Cone-Rod Dystrophy (CRD)
Cone-Rod Dystrophy encompasses inherited retinal diseases where cone photoreceptors degenerate before rod photoreceptors. This results in early loss of central vision and color perception, followed by deterioration in night and peripheral vision.
CRX mutations are known to cause both autosomal dominant and recessive forms of CRD. As a key transcription factor in cone and rod development, CRX dysfunction compromises both photoreceptor types, with cones typically affected first. The molecular mechanisms and timing of degeneration in CRD present a clear therapeutic window for CRX-targeted gene therapy, especially in early or mid-stage disease.

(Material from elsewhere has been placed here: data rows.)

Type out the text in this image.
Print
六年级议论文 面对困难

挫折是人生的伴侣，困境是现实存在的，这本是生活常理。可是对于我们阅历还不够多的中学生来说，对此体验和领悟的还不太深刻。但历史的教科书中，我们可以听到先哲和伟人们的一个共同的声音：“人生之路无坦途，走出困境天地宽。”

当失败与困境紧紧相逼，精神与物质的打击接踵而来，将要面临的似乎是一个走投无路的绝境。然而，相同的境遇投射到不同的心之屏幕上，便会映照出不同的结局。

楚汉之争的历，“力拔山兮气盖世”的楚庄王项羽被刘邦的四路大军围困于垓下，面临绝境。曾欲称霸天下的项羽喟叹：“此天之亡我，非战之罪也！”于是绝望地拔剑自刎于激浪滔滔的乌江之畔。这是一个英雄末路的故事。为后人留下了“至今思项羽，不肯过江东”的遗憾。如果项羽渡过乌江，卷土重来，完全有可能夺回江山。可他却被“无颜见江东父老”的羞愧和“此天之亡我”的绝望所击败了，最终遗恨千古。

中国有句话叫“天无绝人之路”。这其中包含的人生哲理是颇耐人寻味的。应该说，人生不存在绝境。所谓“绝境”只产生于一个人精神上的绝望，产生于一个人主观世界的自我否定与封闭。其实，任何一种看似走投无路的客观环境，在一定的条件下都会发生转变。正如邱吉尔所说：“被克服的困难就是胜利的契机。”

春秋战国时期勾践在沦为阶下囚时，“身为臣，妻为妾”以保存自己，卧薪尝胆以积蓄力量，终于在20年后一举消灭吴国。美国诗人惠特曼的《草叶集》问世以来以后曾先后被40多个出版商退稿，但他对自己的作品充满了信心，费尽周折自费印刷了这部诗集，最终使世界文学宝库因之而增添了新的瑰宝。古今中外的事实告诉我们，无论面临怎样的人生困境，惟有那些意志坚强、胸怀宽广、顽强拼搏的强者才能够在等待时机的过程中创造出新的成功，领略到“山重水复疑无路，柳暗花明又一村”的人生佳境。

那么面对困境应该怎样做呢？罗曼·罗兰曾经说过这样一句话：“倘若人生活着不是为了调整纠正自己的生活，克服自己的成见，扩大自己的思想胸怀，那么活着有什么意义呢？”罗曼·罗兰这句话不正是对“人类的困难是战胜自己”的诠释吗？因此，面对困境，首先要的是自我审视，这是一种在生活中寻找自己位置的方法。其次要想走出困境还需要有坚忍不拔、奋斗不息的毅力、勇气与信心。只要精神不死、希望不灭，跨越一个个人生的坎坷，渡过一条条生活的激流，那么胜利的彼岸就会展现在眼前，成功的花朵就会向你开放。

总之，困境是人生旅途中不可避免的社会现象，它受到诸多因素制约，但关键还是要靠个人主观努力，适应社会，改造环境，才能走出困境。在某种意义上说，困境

Diseases Associated with CEP290 Mutations
Mutations in CEP290 most commonly cause Leber Congenital Amaurosis type 10 (LCA10), one of the most severe early-onset retinal diseases. Children are born with very poor vision, often with nystagmus. CEP290 is essential for the internal “bridge” that allows photoreceptors to function properly. When the gene is defective, this structure fails, and photoreceptors gradually degenerate. Importantly, many patients retain some photoreceptors early in life, creating a potential window for therapeutic intervention.
Diseases Associated with NPHP1 Mutations
Mutations in NPHP1 can lead to Senior–Løken Syndrome, a rare condition affecting both the kidneys and the retina. The retinal component resembles an early form of retinitis pigmentosa. Children typically develop night blindness followed by progressive vision loss. NPHP1 is involved in maintaining the internal organization of photoreceptors; when it is faulty, the cells slowly deteriorate. In early stages, however, parts of the retina remain structurally preserved.
Diseases Associated with PDE6B Mutations
Mutations in PDE6B cause autosomal recessive Retinitis Pigmentosa (arRP). Symptoms often begin with night blindness in childhood or adolescence, followed by gradual narrowing of peripheral vision and, later on, central vision decline. PDE6B is essential for normal rod photoreceptor signaling. When it is impaired, rods degenerate first, which then leads to secondary cone loss. Because cones persist longer, early treatment may help maintain remaining vision.